Elles semblent néanmoins sauter aux yeux, ces analogies. Ce jour-là, l’écrivain italien arrive de Houston, au Texas (Etats-Unis), où il vit et enseigne l’écriture créative à l’université Rice. En s’enfuyant de l’autre côté de l’Atlantique, aurait-il voulu faire comme son personnage principal : cesser définitivement toute relation avec sa famille ? « Placer un océan entre [s]es parents et [lui] » ?
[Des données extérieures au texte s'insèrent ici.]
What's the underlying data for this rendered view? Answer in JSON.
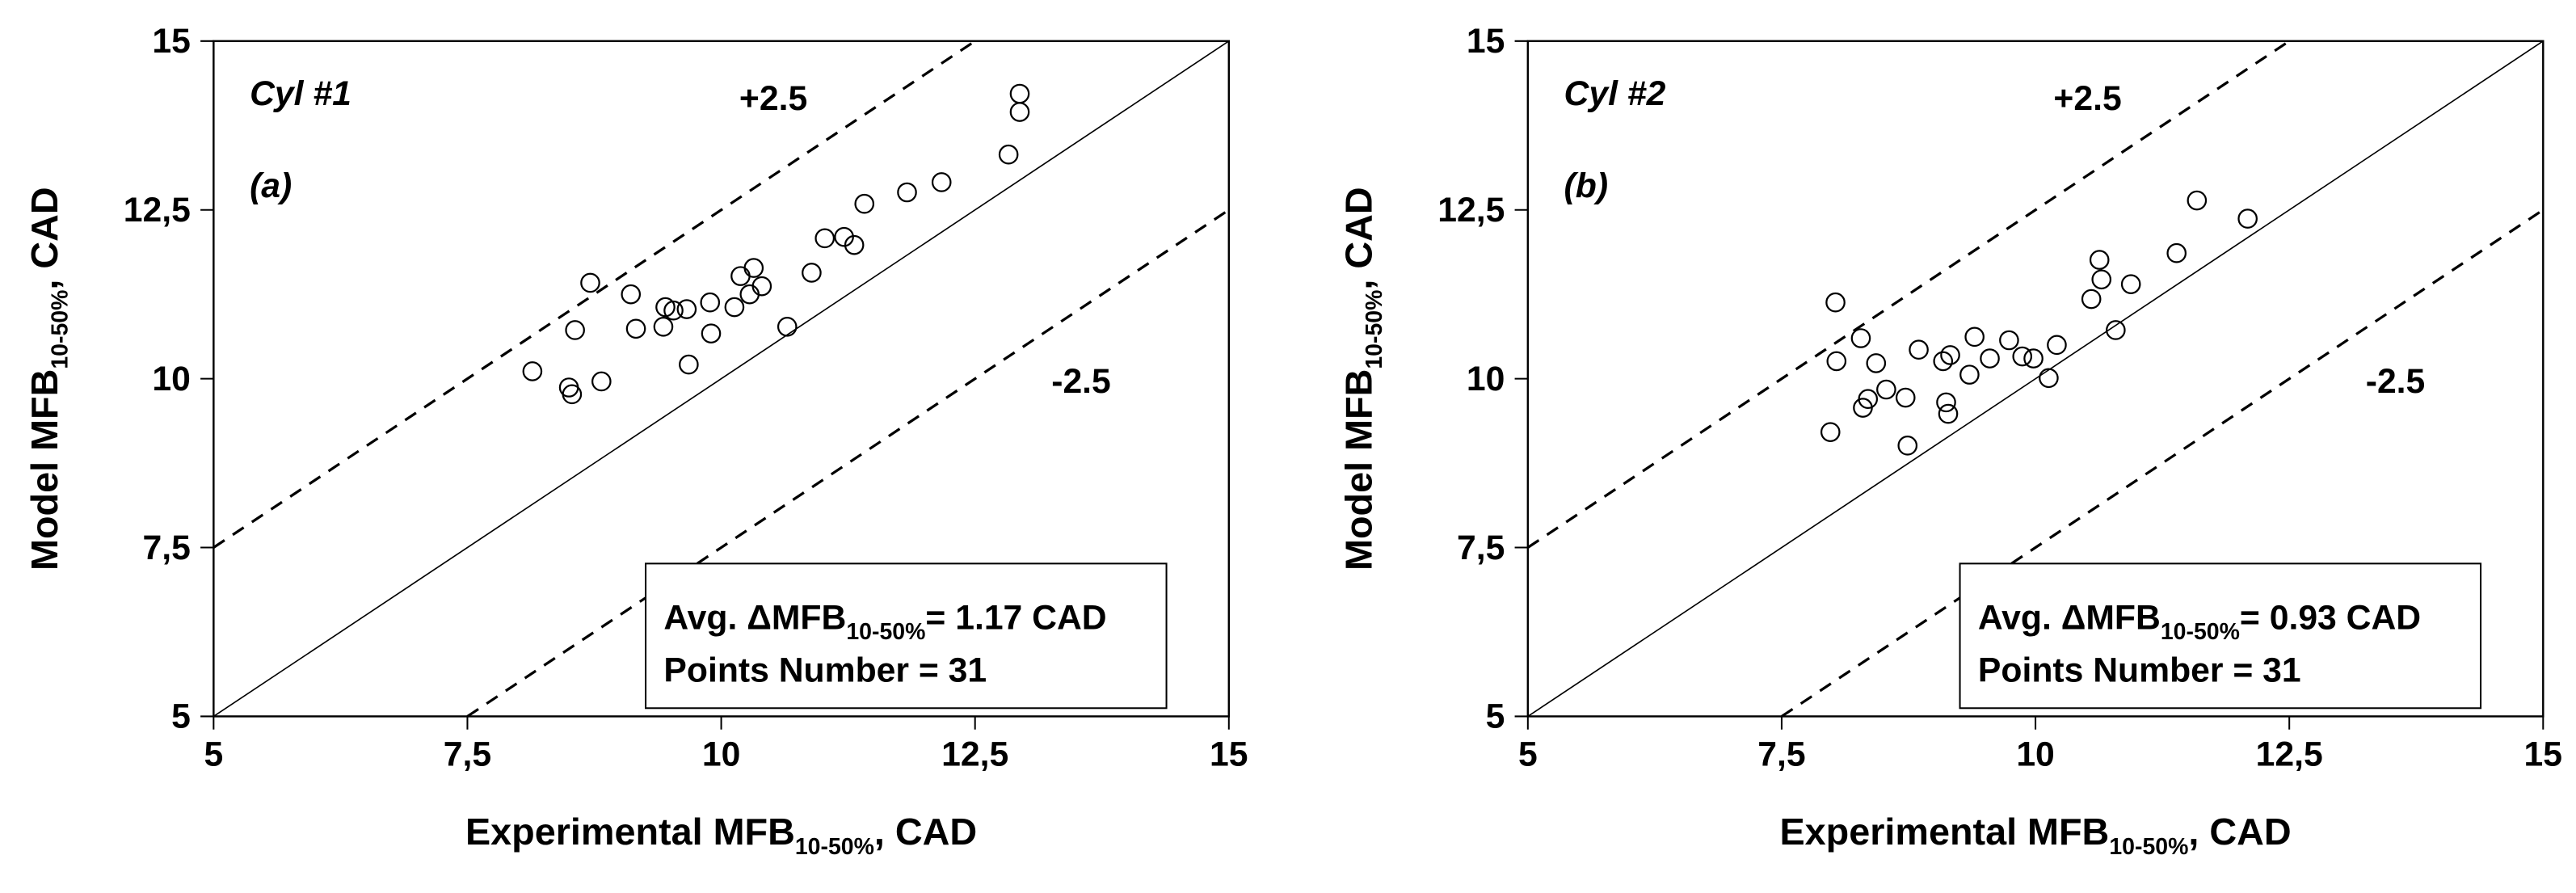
{
  "chart_data": [
    {
      "type": "scatter",
      "panel_name": "Cyl #1",
      "panel_letter": "(a)",
      "x_label": {
        "text": "Experimental MFB",
        "subscript": "10-50%",
        "suffix": ", CAD"
      },
      "y_label": {
        "text": "Model MFB",
        "subscript": "10-50%",
        "suffix": ", CAD"
      },
      "xlim": [
        5,
        15
      ],
      "ylim": [
        5,
        15
      ],
      "xticks": [
        5,
        {
          "value": 7.5,
          "label": "7,5"
        },
        10,
        {
          "value": 12.5,
          "label": "12,5"
        },
        15
      ],
      "yticks": [
        5,
        {
          "value": 7.5,
          "label": "7,5"
        },
        10,
        {
          "value": 12.5,
          "label": "12,5"
        },
        15
      ],
      "reference_lines": [
        {
          "offset": 0,
          "dashed": false
        },
        {
          "offset": 2.5,
          "label": "+2.5",
          "dashed": true
        },
        {
          "offset": -2.5,
          "label": "-2.5",
          "dashed": true
        }
      ],
      "stats": {
        "avg_prefix": "Avg. ΔMFB",
        "avg_subscript": "10-50%",
        "avg_suffix": "= 1.17 CAD",
        "points": "Points Number = 31"
      },
      "x": [
        8.14,
        8.5,
        8.53,
        8.56,
        8.71,
        8.82,
        9.11,
        9.16,
        9.45,
        9.43,
        9.53,
        9.66,
        9.68,
        9.89,
        9.9,
        10.13,
        10.19,
        10.32,
        10.28,
        10.4,
        10.65,
        10.89,
        11.02,
        11.21,
        11.31,
        11.41,
        11.83,
        12.17,
        12.83,
        12.94,
        12.94
      ],
      "values": [
        10.11,
        9.87,
        9.77,
        10.72,
        11.42,
        9.96,
        11.25,
        10.74,
        11.06,
        10.77,
        11.01,
        11.03,
        10.21,
        11.13,
        10.67,
        11.06,
        11.52,
        11.64,
        11.25,
        11.37,
        10.77,
        11.57,
        12.08,
        12.1,
        11.98,
        12.59,
        12.76,
        12.91,
        13.32,
        14.22,
        13.95
      ]
    },
    {
      "type": "scatter",
      "panel_name": "Cyl #2",
      "panel_letter": "(b)",
      "x_label": {
        "text": "Experimental MFB",
        "subscript": "10-50%",
        "suffix": ", CAD"
      },
      "y_label": {
        "text": "Model MFB",
        "subscript": "10-50%",
        "suffix": ", CAD"
      },
      "xlim": [
        5,
        15
      ],
      "ylim": [
        5,
        15
      ],
      "xticks": [
        5,
        {
          "value": 7.5,
          "label": "7,5"
        },
        10,
        {
          "value": 12.5,
          "label": "12,5"
        },
        15
      ],
      "yticks": [
        5,
        {
          "value": 7.5,
          "label": "7,5"
        },
        10,
        {
          "value": 12.5,
          "label": "12,5"
        },
        15
      ],
      "reference_lines": [
        {
          "offset": 0,
          "dashed": false
        },
        {
          "offset": 2.5,
          "label": "+2.5",
          "dashed": true
        },
        {
          "offset": -2.5,
          "label": "-2.5",
          "dashed": true
        }
      ],
      "stats": {
        "avg_prefix": "Avg. ΔMFB",
        "avg_subscript": "10-50%",
        "avg_suffix": "= 0.93 CAD",
        "points": "Points Number = 31"
      },
      "x": [
        8.03,
        8.04,
        7.98,
        8.28,
        8.3,
        8.35,
        8.43,
        8.53,
        8.72,
        8.74,
        8.85,
        9.09,
        9.12,
        9.14,
        9.16,
        9.35,
        9.4,
        9.55,
        9.74,
        9.87,
        9.98,
        10.13,
        10.21,
        10.55,
        10.63,
        10.65,
        10.79,
        10.94,
        11.39,
        11.59,
        12.09
      ],
      "values": [
        11.13,
        10.26,
        9.21,
        10.6,
        9.57,
        9.7,
        10.23,
        9.84,
        9.72,
        9.01,
        10.43,
        10.26,
        9.65,
        9.48,
        10.35,
        10.06,
        10.62,
        10.3,
        10.57,
        10.33,
        10.3,
        10.01,
        10.5,
        11.18,
        11.76,
        11.47,
        10.72,
        11.4,
        11.86,
        12.64,
        12.37
      ]
    }
  ]
}
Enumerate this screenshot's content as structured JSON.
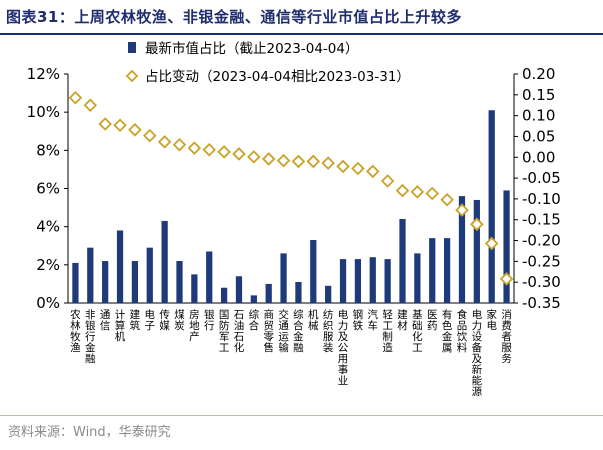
{
  "title": "图表31：上周农林牧渔、非银金融、通信等行业市值占比上升较多",
  "source": "资料来源：Wind，华泰研究",
  "colors": {
    "bar": "#1f3a7a",
    "marker": "#c9a227",
    "title": "#1f2d6e"
  },
  "chart_data": {
    "type": "bar",
    "categories": [
      "农林牧渔",
      "非银行金融",
      "通信",
      "计算机",
      "建筑",
      "电子",
      "传媒",
      "煤炭",
      "房地产",
      "银行",
      "国防军工",
      "石油石化",
      "综合",
      "商贸零售",
      "交通运输",
      "综合金融",
      "机械",
      "纺织服装",
      "电力及公用事业",
      "钢铁",
      "汽车",
      "轻工制造",
      "建材",
      "基础化工",
      "医药",
      "有色金属",
      "食品饮料",
      "电力设备及新能源",
      "家电",
      "消费者服务"
    ],
    "series": [
      {
        "name": "最新市值占比（截止2023-04-04）",
        "type": "bar",
        "axis": "left",
        "values": [
          2.1,
          2.9,
          2.2,
          3.8,
          2.2,
          2.9,
          4.3,
          2.2,
          1.5,
          2.7,
          0.8,
          1.4,
          0.4,
          1.0,
          2.6,
          1.1,
          3.3,
          0.9,
          2.3,
          2.3,
          2.4,
          2.3,
          4.4,
          2.6,
          3.4,
          3.4,
          5.6,
          5.4,
          10.1,
          5.9
        ]
      },
      {
        "name": "占比变动（2023-04-04相比2023-03-31）",
        "type": "scatter",
        "marker": "diamond",
        "axis": "right",
        "values": [
          0.143,
          0.125,
          0.08,
          0.077,
          0.066,
          0.052,
          0.037,
          0.03,
          0.022,
          0.018,
          0.013,
          0.008,
          0.001,
          -0.004,
          -0.008,
          -0.01,
          -0.01,
          -0.014,
          -0.022,
          -0.027,
          -0.034,
          -0.057,
          -0.08,
          -0.083,
          -0.087,
          -0.102,
          -0.127,
          -0.161,
          -0.207,
          -0.292
        ]
      }
    ],
    "y_left": {
      "ticks": [
        "0%",
        "2%",
        "4%",
        "6%",
        "8%",
        "10%",
        "12%"
      ],
      "min": 0,
      "max": 12
    },
    "y_right": {
      "ticks": [
        "0.20",
        "0.15",
        "0.10",
        "0.05",
        "0.00",
        "-0.05",
        "-0.10",
        "-0.15",
        "-0.20",
        "-0.25",
        "-0.30",
        "-0.35"
      ],
      "min": -0.35,
      "max": 0.2
    },
    "grid": false,
    "legend_position": "top-center"
  }
}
Comme s’il devinait ces interrogations muettes, et pour couper court à tout ce qui pourrait concerner sa personne, Andrea Bajani oriente d’emblée la conversation sur son livre. « La littérature est la seule chose qui compte à mes yeux », martèlera-t-il lors de l’entretien. Dans Toutes les familles (Gallimard, 2013), il mettait déjà en garde : les faits, les personnages étaient tous « passés par cette forme particulière de falsification de la réalité qu’on appelle roman ». En d’autres termes, et comme il l’a souvent rappelé dans la presse italienne, L’Anniversaire n’est ni autobiographique ni autofictionnel, « c’est une fiction, tout simplement ».